More about our Milongas and Práctilongas
We aim to appeal to a wide range of dancers with good venues, a friendly atmosphere and the best music, so you can just dance, practise, catch up with your tango friends, or even get some coaching if you wish.  Plus our usual complimentary light refreshments.

We foster a positive and encouraging atmosphere to build dancers’ confidence, with no blame or criticism – we can all feel a bit vulnerable when learning something new, so it is vital that people feel comfortable and supported. We also discourage more experienced dancers from teaching ‘their favourite moves’ to recent beginners – in our experience this is rarely helpful and often causes confusion.  If you do need any help, we are available throughout the evening.

Practice Makes Permanent!
Our bodies only become familiar  with new movements through repetition.  Tango can be challenging – especially at first – and there is no substitute for regular practice.  If you want to make real progress, you have to consider dancing more than one class once a week.

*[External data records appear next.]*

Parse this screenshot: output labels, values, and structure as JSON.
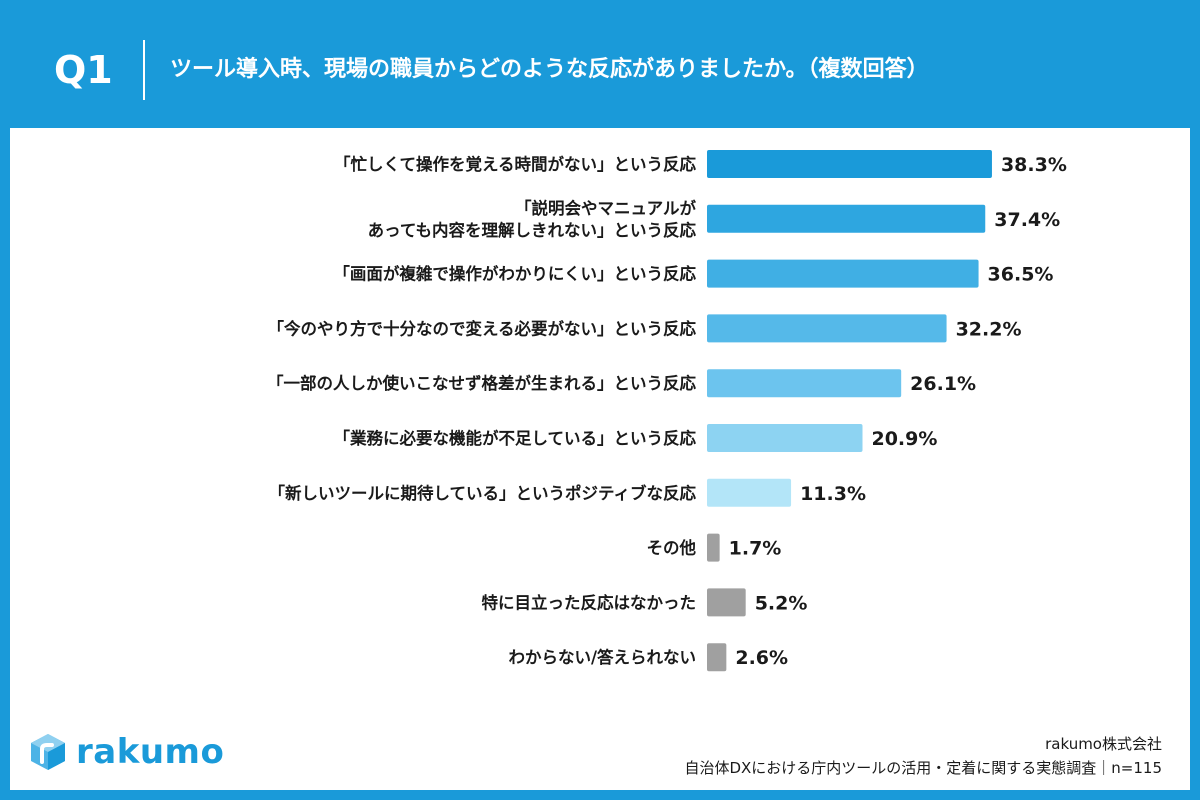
{
  "header": {
    "question_number": "Q1",
    "question_text": "ツール導入時、現場の職員からどのような反応がありましたか。（複数回答）"
  },
  "chart_data": {
    "type": "bar",
    "orientation": "horizontal",
    "categories": [
      [
        "「忙しくて操作を覚える時間がない」という反応"
      ],
      [
        "「説明会やマニュアルが",
        "あっても内容を理解しきれない」という反応"
      ],
      [
        "「画面が複雑で操作がわかりにくい」という反応"
      ],
      [
        "「今のやり方で十分なので変える必要がない」という反応"
      ],
      [
        "「一部の人しか使いこなせず格差が生まれる」という反応"
      ],
      [
        "「業務に必要な機能が不足している」という反応"
      ],
      [
        "「新しいツールに期待している」というポジティブな反応"
      ],
      [
        "その他"
      ],
      [
        "特に目立った反応はなかった"
      ],
      [
        "わからない/答えられない"
      ]
    ],
    "values": [
      38.3,
      37.4,
      36.5,
      32.2,
      26.1,
      20.9,
      11.3,
      1.7,
      5.2,
      2.6
    ],
    "value_labels": [
      "38.3%",
      "37.4%",
      "36.5%",
      "32.2%",
      "26.1%",
      "20.9%",
      "11.3%",
      "1.7%",
      "5.2%",
      "2.6%"
    ],
    "bar_colors": [
      "#1a9ad9",
      "#2ea6e0",
      "#40afe4",
      "#55b9e9",
      "#6cc4ee",
      "#8dd3f2",
      "#b3e5f8",
      "#a0a0a0",
      "#a0a0a0",
      "#a0a0a0"
    ],
    "xlim": [
      0,
      40
    ]
  },
  "footer": {
    "brand": "rakumo",
    "company": "rakumo株式会社",
    "survey": "自治体DXにおける庁内ツールの活用・定着に関する実態調査｜n=115"
  },
  "colors": {
    "accent": "#1a9ad9"
  }
}
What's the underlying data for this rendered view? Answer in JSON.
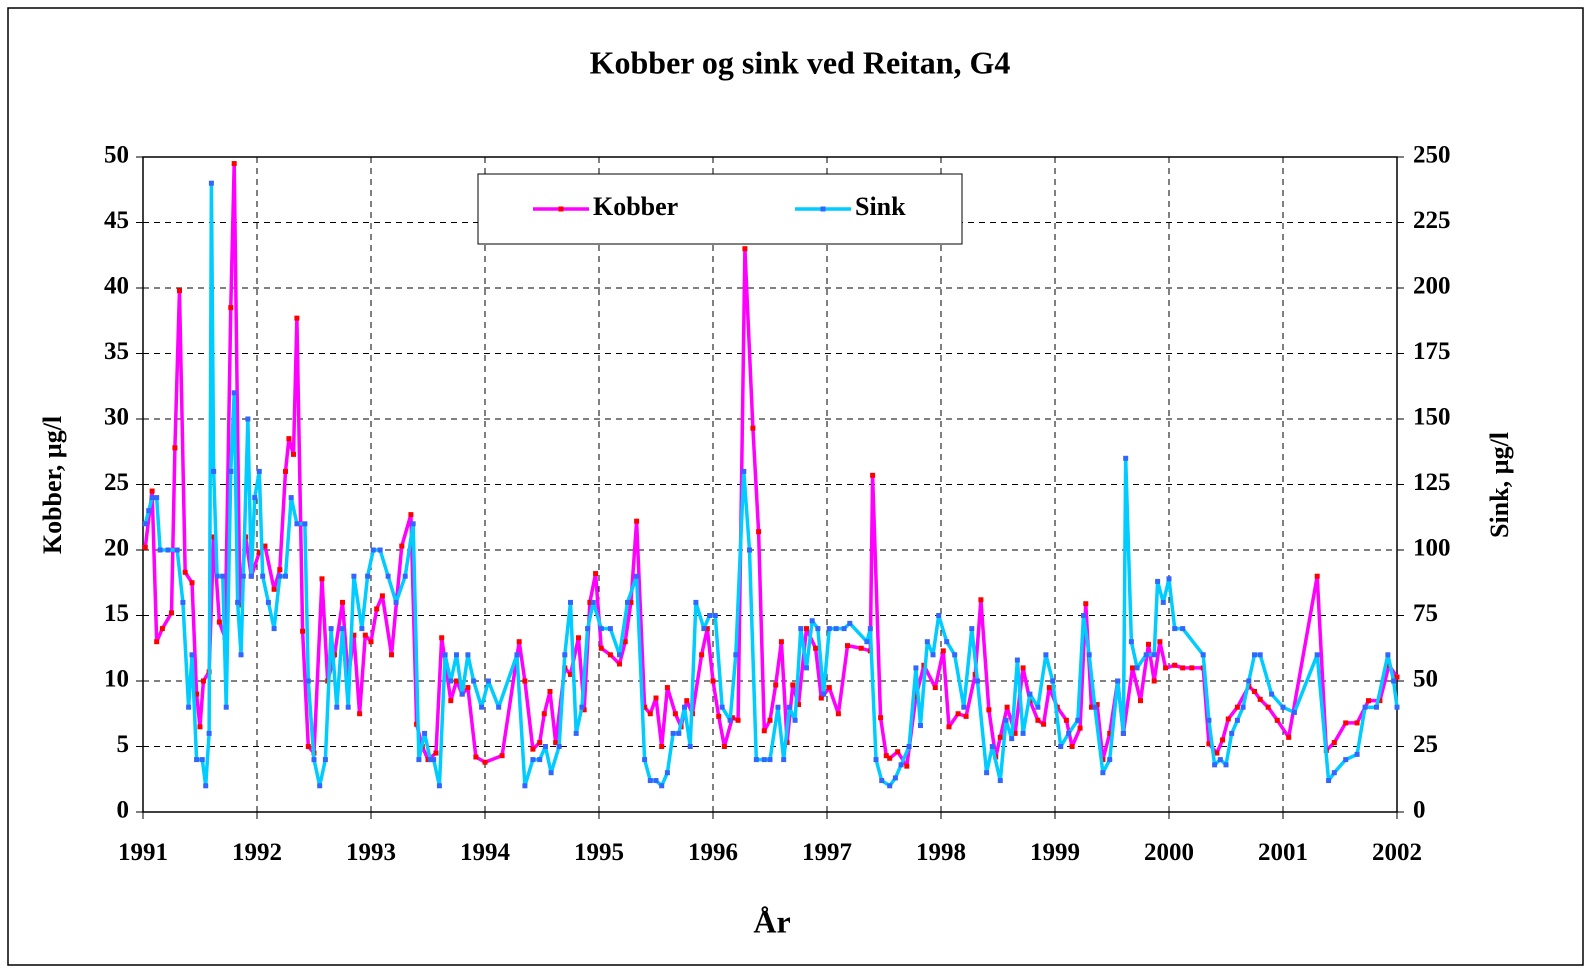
{
  "chart_data": {
    "type": "line",
    "title": "Kobber og sink ved Reitan, G4",
    "x_label": "År",
    "y_label": "Kobber, µg/l",
    "y2_label": "Sink, µg/l",
    "xlim": [
      1991,
      2002
    ],
    "xticks": [
      1991,
      1992,
      1993,
      1994,
      1995,
      1996,
      1997,
      1998,
      1999,
      2000,
      2001,
      2002
    ],
    "ylim": [
      0,
      50
    ],
    "yticks": [
      0,
      5,
      10,
      15,
      20,
      25,
      30,
      35,
      40,
      45,
      50
    ],
    "y2lim": [
      0,
      250
    ],
    "y2ticks": [
      0,
      25,
      50,
      75,
      100,
      125,
      150,
      175,
      200,
      225,
      250
    ],
    "grid": true,
    "legend": "upper center",
    "series": [
      {
        "name": "Kobber",
        "color": "#ff00ff",
        "marker_color": "#ff0000",
        "x": [
          1991.02,
          1991.08,
          1991.12,
          1991.17,
          1991.25,
          1991.28,
          1991.32,
          1991.37,
          1991.43,
          1991.47,
          1991.5,
          1991.53,
          1991.58,
          1991.62,
          1991.67,
          1991.72,
          1991.77,
          1991.8,
          1991.85,
          1991.9,
          1991.95,
          1992.02,
          1992.07,
          1992.15,
          1992.2,
          1992.25,
          1992.28,
          1992.32,
          1992.35,
          1992.4,
          1992.45,
          1992.5,
          1992.57,
          1992.62,
          1992.68,
          1992.75,
          1992.8,
          1992.85,
          1992.9,
          1992.95,
          1993.0,
          1993.05,
          1993.1,
          1993.18,
          1993.27,
          1993.35,
          1993.4,
          1993.45,
          1993.5,
          1993.57,
          1993.62,
          1993.7,
          1993.75,
          1993.8,
          1993.85,
          1993.92,
          1994.0,
          1994.15,
          1994.3,
          1994.35,
          1994.42,
          1994.48,
          1994.52,
          1994.57,
          1994.62,
          1994.7,
          1994.75,
          1994.82,
          1994.87,
          1994.92,
          1994.97,
          1995.02,
          1995.1,
          1995.18,
          1995.23,
          1995.28,
          1995.33,
          1995.4,
          1995.45,
          1995.5,
          1995.55,
          1995.6,
          1995.67,
          1995.72,
          1995.77,
          1995.82,
          1995.9,
          1995.95,
          1996.0,
          1996.05,
          1996.1,
          1996.17,
          1996.22,
          1996.28,
          1996.35,
          1996.4,
          1996.45,
          1996.5,
          1996.55,
          1996.6,
          1996.65,
          1996.7,
          1996.75,
          1996.82,
          1996.9,
          1996.95,
          1997.02,
          1997.1,
          1997.18,
          1997.3,
          1997.38,
          1997.4,
          1997.47,
          1997.52,
          1997.55,
          1997.62,
          1997.7,
          1997.78,
          1997.85,
          1997.95,
          1998.02,
          1998.07,
          1998.15,
          1998.22,
          1998.3,
          1998.35,
          1998.42,
          1998.48,
          1998.52,
          1998.58,
          1998.65,
          1998.72,
          1998.78,
          1998.85,
          1998.9,
          1998.95,
          1999.02,
          1999.1,
          1999.15,
          1999.22,
          1999.27,
          1999.32,
          1999.37,
          1999.42,
          1999.48,
          1999.55,
          1999.6,
          1999.68,
          1999.75,
          1999.82,
          1999.87,
          1999.92,
          1999.97,
          2000.05,
          2000.12,
          2000.2,
          2000.3,
          2000.35,
          2000.42,
          2000.47,
          2000.52,
          2000.6,
          2000.7,
          2000.75,
          2000.8,
          2000.87,
          2000.95,
          2001.05,
          2001.3,
          2001.38,
          2001.45,
          2001.55,
          2001.65,
          2001.75,
          2001.85,
          2001.93,
          2002.0
        ],
        "values": [
          20.2,
          24.5,
          13,
          14,
          15.2,
          27.8,
          39.8,
          18.3,
          17.5,
          9,
          6.5,
          10,
          10.7,
          21,
          14.5,
          13.3,
          38.5,
          49.5,
          15.8,
          21,
          18,
          19.8,
          20.3,
          17,
          18.5,
          26,
          28.5,
          27.3,
          37.7,
          13.8,
          5,
          4.5,
          17.8,
          10,
          12,
          16,
          10.2,
          13.5,
          7.5,
          13.5,
          13,
          15.5,
          16.5,
          12,
          20.3,
          22.7,
          6.7,
          5,
          4,
          4.5,
          13.3,
          8.5,
          10,
          9,
          9.5,
          4.2,
          3.8,
          4.3,
          13,
          10,
          4.8,
          5.3,
          7.5,
          9.2,
          5.3,
          11,
          10.5,
          13.3,
          7.8,
          16,
          18.2,
          12.5,
          12,
          11.3,
          13,
          16,
          22.2,
          8,
          7.5,
          8.7,
          5,
          9.5,
          7.5,
          6.5,
          8.5,
          7.5,
          12,
          14,
          10,
          7.3,
          5,
          7.2,
          7,
          43,
          29.3,
          21.4,
          6.2,
          7,
          9.7,
          13,
          5.3,
          9.7,
          8.2,
          14,
          12.5,
          8.7,
          9.5,
          7.5,
          12.7,
          12.5,
          12.3,
          25.7,
          7.2,
          4.3,
          4.1,
          4.6,
          3.5,
          8.8,
          11.2,
          9.5,
          12.3,
          6.5,
          7.5,
          7.3,
          10.5,
          16.2,
          7.8,
          4.2,
          5.7,
          8,
          6,
          11,
          8.5,
          7,
          6.7,
          9.5,
          8,
          7,
          5,
          6.4,
          15.9,
          8,
          8.2,
          4,
          6,
          10,
          6,
          11,
          8.5,
          12.8,
          10,
          13,
          11,
          11.2,
          11,
          11,
          11,
          5.2,
          4.5,
          5.5,
          7.1,
          8,
          9.6,
          9.2,
          8.6,
          8,
          7,
          5.7,
          18,
          4.7,
          5.3,
          6.8,
          6.8,
          8.5,
          8.5,
          11.2,
          10.3
        ]
      },
      {
        "name": "Sink",
        "color": "#00ccff",
        "marker_color": "#3366ff",
        "axis": "y2",
        "x": [
          1991.02,
          1991.05,
          1991.08,
          1991.12,
          1991.15,
          1991.22,
          1991.3,
          1991.35,
          1991.4,
          1991.43,
          1991.47,
          1991.52,
          1991.55,
          1991.58,
          1991.6,
          1991.62,
          1991.65,
          1991.7,
          1991.73,
          1991.77,
          1991.8,
          1991.83,
          1991.86,
          1991.88,
          1991.92,
          1991.95,
          1991.98,
          1992.02,
          1992.05,
          1992.1,
          1992.15,
          1992.2,
          1992.25,
          1992.3,
          1992.35,
          1992.42,
          1992.45,
          1992.5,
          1992.55,
          1992.6,
          1992.65,
          1992.7,
          1992.75,
          1992.8,
          1992.85,
          1992.92,
          1992.97,
          1993.02,
          1993.08,
          1993.15,
          1993.22,
          1993.3,
          1993.37,
          1993.42,
          1993.47,
          1993.52,
          1993.55,
          1993.6,
          1993.65,
          1993.7,
          1993.75,
          1993.8,
          1993.85,
          1993.9,
          1993.97,
          1994.03,
          1994.12,
          1994.28,
          1994.35,
          1994.42,
          1994.48,
          1994.53,
          1994.58,
          1994.65,
          1994.7,
          1994.75,
          1994.8,
          1994.85,
          1994.9,
          1994.95,
          1995.02,
          1995.1,
          1995.18,
          1995.25,
          1995.33,
          1995.4,
          1995.45,
          1995.5,
          1995.55,
          1995.6,
          1995.65,
          1995.7,
          1995.75,
          1995.8,
          1995.85,
          1995.92,
          1995.97,
          1996.02,
          1996.08,
          1996.15,
          1996.2,
          1996.27,
          1996.32,
          1996.38,
          1996.45,
          1996.5,
          1996.57,
          1996.62,
          1996.67,
          1996.72,
          1996.77,
          1996.82,
          1996.87,
          1996.92,
          1996.97,
          1997.02,
          1997.08,
          1997.15,
          1997.2,
          1997.35,
          1997.38,
          1997.43,
          1997.48,
          1997.55,
          1997.6,
          1997.65,
          1997.72,
          1997.78,
          1997.82,
          1997.88,
          1997.93,
          1997.98,
          1998.05,
          1998.12,
          1998.2,
          1998.27,
          1998.32,
          1998.4,
          1998.45,
          1998.52,
          1998.57,
          1998.62,
          1998.67,
          1998.72,
          1998.78,
          1998.85,
          1998.92,
          1998.98,
          1999.05,
          1999.12,
          1999.2,
          1999.25,
          1999.3,
          1999.35,
          1999.42,
          1999.48,
          1999.55,
          1999.6,
          1999.62,
          1999.67,
          1999.72,
          1999.8,
          1999.87,
          1999.9,
          1999.95,
          2000.0,
          2000.05,
          2000.12,
          2000.3,
          2000.35,
          2000.4,
          2000.45,
          2000.5,
          2000.55,
          2000.6,
          2000.65,
          2000.7,
          2000.75,
          2000.8,
          2000.9,
          2001.0,
          2001.1,
          2001.3,
          2001.4,
          2001.45,
          2001.55,
          2001.65,
          2001.72,
          2001.82,
          2001.92,
          2001.97,
          2002.0
        ],
        "values": [
          110,
          115,
          120,
          120,
          100,
          100,
          100,
          80,
          40,
          60,
          20,
          20,
          10,
          30,
          240,
          130,
          90,
          90,
          40,
          130,
          160,
          80,
          60,
          90,
          150,
          90,
          120,
          130,
          90,
          80,
          70,
          90,
          90,
          120,
          110,
          110,
          50,
          20,
          10,
          20,
          70,
          40,
          70,
          40,
          90,
          70,
          90,
          100,
          100,
          90,
          80,
          90,
          110,
          20,
          30,
          20,
          20,
          10,
          60,
          50,
          60,
          45,
          60,
          50,
          40,
          50,
          40,
          60,
          10,
          20,
          20,
          25,
          15,
          25,
          60,
          80,
          30,
          40,
          70,
          80,
          70,
          70,
          60,
          80,
          90,
          20,
          12,
          12,
          10,
          15,
          30,
          30,
          40,
          25,
          80,
          70,
          75,
          75,
          40,
          35,
          60,
          130,
          100,
          20,
          20,
          20,
          40,
          20,
          40,
          35,
          70,
          55,
          73,
          70,
          45,
          70,
          70,
          70,
          72,
          65,
          70,
          20,
          12,
          10,
          13,
          18,
          25,
          55,
          33,
          65,
          60,
          75,
          65,
          60,
          40,
          70,
          50,
          15,
          25,
          12,
          35,
          28,
          58,
          30,
          45,
          40,
          60,
          50,
          25,
          30,
          35,
          75,
          60,
          40,
          15,
          20,
          50,
          30,
          135,
          65,
          55,
          60,
          60,
          88,
          80,
          89,
          70,
          70,
          60,
          35,
          18,
          20,
          18,
          30,
          35,
          40,
          50,
          60,
          60,
          45,
          40,
          38,
          60,
          12,
          15,
          20,
          22,
          40,
          40,
          60,
          50,
          40
        ]
      }
    ]
  }
}
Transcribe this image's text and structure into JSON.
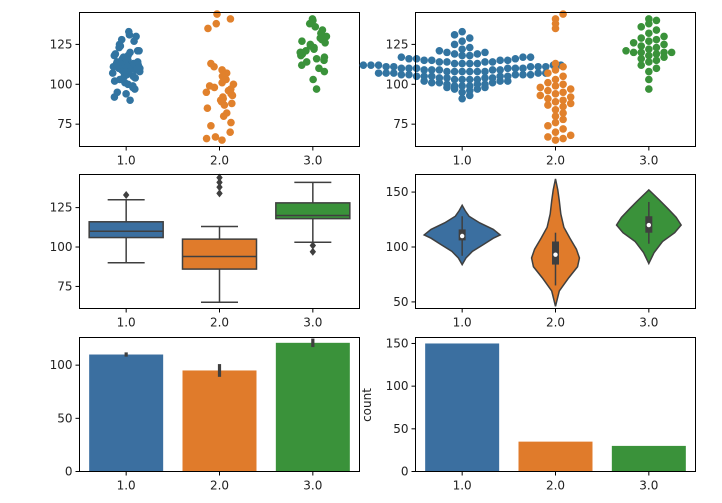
{
  "colors": {
    "c1": "#3274a1",
    "c2": "#e1812c",
    "c3": "#3a923a",
    "c1_box": "#3b6fa0",
    "c2_box": "#e07b2b",
    "c3_box": "#3a923a",
    "dark": "#3f3f3f"
  },
  "chart_data": [
    {
      "type": "scatter",
      "subtype": "strip",
      "name": "strip",
      "categories": [
        "1.0",
        "2.0",
        "3.0"
      ],
      "ylim": [
        61,
        145
      ],
      "yticks": [
        75,
        100,
        125
      ],
      "ytick_labels": [
        "75",
        "100",
        "125"
      ],
      "series": [
        {
          "name": "1.0",
          "values": [
            95,
            98,
            100,
            101,
            103,
            104,
            105,
            106,
            106,
            107,
            107,
            108,
            108,
            108,
            109,
            109,
            109,
            110,
            110,
            110,
            111,
            111,
            111,
            112,
            112,
            112,
            113,
            113,
            114,
            114,
            115,
            115,
            116,
            117,
            118,
            119,
            120,
            121,
            123,
            125,
            127,
            130,
            90,
            92,
            94,
            97,
            99,
            102,
            105,
            108,
            110,
            112,
            114,
            116,
            118,
            121,
            124,
            128,
            131,
            133
          ]
        },
        {
          "name": "2.0",
          "values": [
            65,
            66,
            67,
            70,
            74,
            76,
            80,
            82,
            85,
            87,
            88,
            89,
            90,
            91,
            92,
            93,
            94,
            95,
            96,
            97,
            98,
            99,
            100,
            101,
            103,
            105,
            107,
            109,
            111,
            113,
            135,
            138,
            141,
            144
          ]
        },
        {
          "name": "3.0",
          "values": [
            97,
            103,
            108,
            110,
            112,
            114,
            115,
            116,
            117,
            118,
            119,
            120,
            120,
            121,
            122,
            123,
            124,
            125,
            126,
            127,
            128,
            129,
            130,
            132,
            134,
            136,
            138,
            140,
            141
          ]
        }
      ]
    },
    {
      "type": "scatter",
      "subtype": "swarm",
      "name": "swarm",
      "categories": [
        "1.0",
        "2.0",
        "3.0"
      ],
      "ylim": [
        61,
        145
      ],
      "yticks": [
        75,
        100,
        125
      ],
      "ytick_labels": [
        "75",
        "100",
        "125"
      ],
      "series": [
        {
          "name": "1.0",
          "values": [
            91,
            93,
            95,
            96,
            97,
            97,
            98,
            98,
            99,
            99,
            99,
            100,
            100,
            100,
            101,
            101,
            101,
            102,
            102,
            102,
            103,
            103,
            103,
            103,
            104,
            104,
            104,
            104,
            105,
            105,
            105,
            105,
            105,
            106,
            106,
            106,
            106,
            106,
            107,
            107,
            107,
            107,
            107,
            108,
            108,
            108,
            108,
            108,
            108,
            109,
            109,
            109,
            109,
            109,
            110,
            110,
            110,
            110,
            110,
            110,
            111,
            111,
            111,
            111,
            111,
            112,
            112,
            112,
            112,
            112,
            113,
            113,
            113,
            113,
            114,
            114,
            114,
            114,
            115,
            115,
            115,
            115,
            116,
            116,
            116,
            117,
            117,
            117,
            118,
            118,
            119,
            119,
            120,
            120,
            121,
            122,
            123,
            125,
            127,
            129,
            131,
            133
          ]
        },
        {
          "name": "2.0",
          "values": [
            65,
            66,
            67,
            68,
            70,
            72,
            74,
            76,
            78,
            80,
            82,
            84,
            86,
            87,
            88,
            89,
            90,
            91,
            92,
            93,
            94,
            95,
            96,
            97,
            98,
            99,
            100,
            101,
            103,
            105,
            107,
            109,
            111,
            113,
            135,
            138,
            141,
            144
          ]
        },
        {
          "name": "3.0",
          "values": [
            97,
            103,
            108,
            110,
            112,
            114,
            115,
            116,
            117,
            118,
            119,
            120,
            120,
            120,
            120,
            121,
            122,
            123,
            124,
            125,
            126,
            127,
            128,
            129,
            130,
            132,
            134,
            136,
            138,
            140,
            141
          ]
        }
      ]
    },
    {
      "type": "box",
      "name": "box",
      "categories": [
        "1.0",
        "2.0",
        "3.0"
      ],
      "ylim": [
        61,
        146
      ],
      "yticks": [
        75,
        100,
        125
      ],
      "ytick_labels": [
        "75",
        "100",
        "125"
      ],
      "boxes": [
        {
          "name": "1.0",
          "q1": 106,
          "median": 110,
          "q3": 116,
          "whisker_low": 90,
          "whisker_high": 130,
          "outliers": [
            133
          ]
        },
        {
          "name": "2.0",
          "q1": 86,
          "median": 94,
          "q3": 105,
          "whisker_low": 65,
          "whisker_high": 113,
          "outliers": [
            134,
            138,
            141,
            144
          ]
        },
        {
          "name": "3.0",
          "q1": 118,
          "median": 120,
          "q3": 128,
          "whisker_low": 103,
          "whisker_high": 141,
          "outliers": [
            97,
            101
          ]
        }
      ]
    },
    {
      "type": "violin",
      "name": "violin",
      "categories": [
        "1.0",
        "2.0",
        "3.0"
      ],
      "ylim": [
        44,
        166
      ],
      "yticks": [
        50,
        100,
        150
      ],
      "ytick_labels": [
        "50",
        "100",
        "150"
      ],
      "violins": [
        {
          "name": "1.0",
          "min": 84,
          "max": 138,
          "q1": 106,
          "median": 110,
          "q3": 116,
          "whisker_low": 92,
          "whisker_high": 128,
          "profile": [
            [
              84,
              0.0
            ],
            [
              90,
              0.1
            ],
            [
              96,
              0.27
            ],
            [
              102,
              0.55
            ],
            [
              108,
              0.82
            ],
            [
              111,
              1.0
            ],
            [
              116,
              0.82
            ],
            [
              122,
              0.46
            ],
            [
              128,
              0.18
            ],
            [
              133,
              0.08
            ],
            [
              138,
              0.0
            ]
          ]
        },
        {
          "name": "2.0",
          "min": 46,
          "max": 162,
          "q1": 84,
          "median": 93,
          "q3": 105,
          "whisker_low": 65,
          "whisker_high": 113,
          "profile": [
            [
              46,
              0.0
            ],
            [
              60,
              0.1
            ],
            [
              72,
              0.35
            ],
            [
              82,
              0.58
            ],
            [
              90,
              0.63
            ],
            [
              98,
              0.55
            ],
            [
              108,
              0.38
            ],
            [
              118,
              0.22
            ],
            [
              130,
              0.14
            ],
            [
              142,
              0.1
            ],
            [
              152,
              0.06
            ],
            [
              162,
              0.0
            ]
          ]
        },
        {
          "name": "3.0",
          "min": 85,
          "max": 152,
          "q1": 113,
          "median": 120,
          "q3": 128,
          "whisker_low": 103,
          "whisker_high": 141,
          "profile": [
            [
              85,
              0.0
            ],
            [
              95,
              0.14
            ],
            [
              105,
              0.36
            ],
            [
              113,
              0.68
            ],
            [
              120,
              0.85
            ],
            [
              127,
              0.72
            ],
            [
              135,
              0.5
            ],
            [
              143,
              0.27
            ],
            [
              152,
              0.0
            ]
          ]
        }
      ]
    },
    {
      "type": "bar",
      "name": "bar",
      "categories": [
        "1.0",
        "2.0",
        "3.0"
      ],
      "values": [
        110,
        95,
        121
      ],
      "errors": [
        [
          108,
          112
        ],
        [
          89,
          101
        ],
        [
          117,
          125
        ]
      ],
      "ylim": [
        0,
        126
      ],
      "yticks": [
        0,
        50,
        100
      ],
      "ytick_labels": [
        "0",
        "50",
        "100"
      ]
    },
    {
      "type": "bar",
      "name": "count",
      "categories": [
        "1.0",
        "2.0",
        "3.0"
      ],
      "values": [
        150,
        35,
        30
      ],
      "ylabel": "count",
      "ylim": [
        0,
        157
      ],
      "yticks": [
        0,
        50,
        100,
        150
      ],
      "ytick_labels": [
        "0",
        "50",
        "100",
        "150"
      ]
    }
  ]
}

However, what you practise, and how you do it, makes a huge difference.  Your body learns exactly what it does repeatedly – no more, no less.  It usually takes longer to get something into your muscle memory than into your brain, but once it’s there, it tends to stick.  So better to get into good habits rather than bad ones.  Developing a sound technique is the foundation of  becoming a good dancer, so practising in a supportive environment with good coaching available in the background makes a lot of sense.  The old saying goes ‘practice makes perfect.’  Well, unfortunately it doesn’t . . . but practice does make permanent!

 Please note:  The  purpose of our Práctilongas is to provide dancers with an opportunity to dance in the Salon style of Argentine Tango, with due regard for your partner and respect for other couples through considerate floorcraft.  They are not “Freestyle” evenings where anything goes.  If your preferred dancing style involves ostentatious show tango / fusion moves, including excessive movement around the floor, extravagant decorations, kicks, lifts and similar extreme moves, please be aware that our events are not suitable for you.   If you are not sure what we mean by “Salon style” check out the clips on our Tango video page.

 Prácticas – the Origins
The Práctica is a time honoured tradition in the learning of  Tango in Argentina.  In its original form, young men who wanted to learn how to dance well would attend all male prácticas to perfect their technique by dancing with other men.   After months of learning the follower’s steps they would finally be allowed start to learn how to lead.  In this way they already had a good idea of what it was they were leading!  By the time they attended their first Milongas  they would have mastered both leader and follower roles and were well and truly ready.  Given the shortage of women in Argentina at the time, being a good dancer was a young man’s best chance of meeting women and finding a girlfriend – so motivation was high!

Meanwhile, it was customary for girls to learn Tango from their mothers and sisters, so that by the time they were old enough to start dancing socially they too were capable dancers.

Nowadays we have to find a shorter route.  Our classes are designed to help you learn as quickly and effectively as possible.  From then on, it’s a question of practice, to get posture and movement into your muscle memory so that you can dance naturally without having to think about it.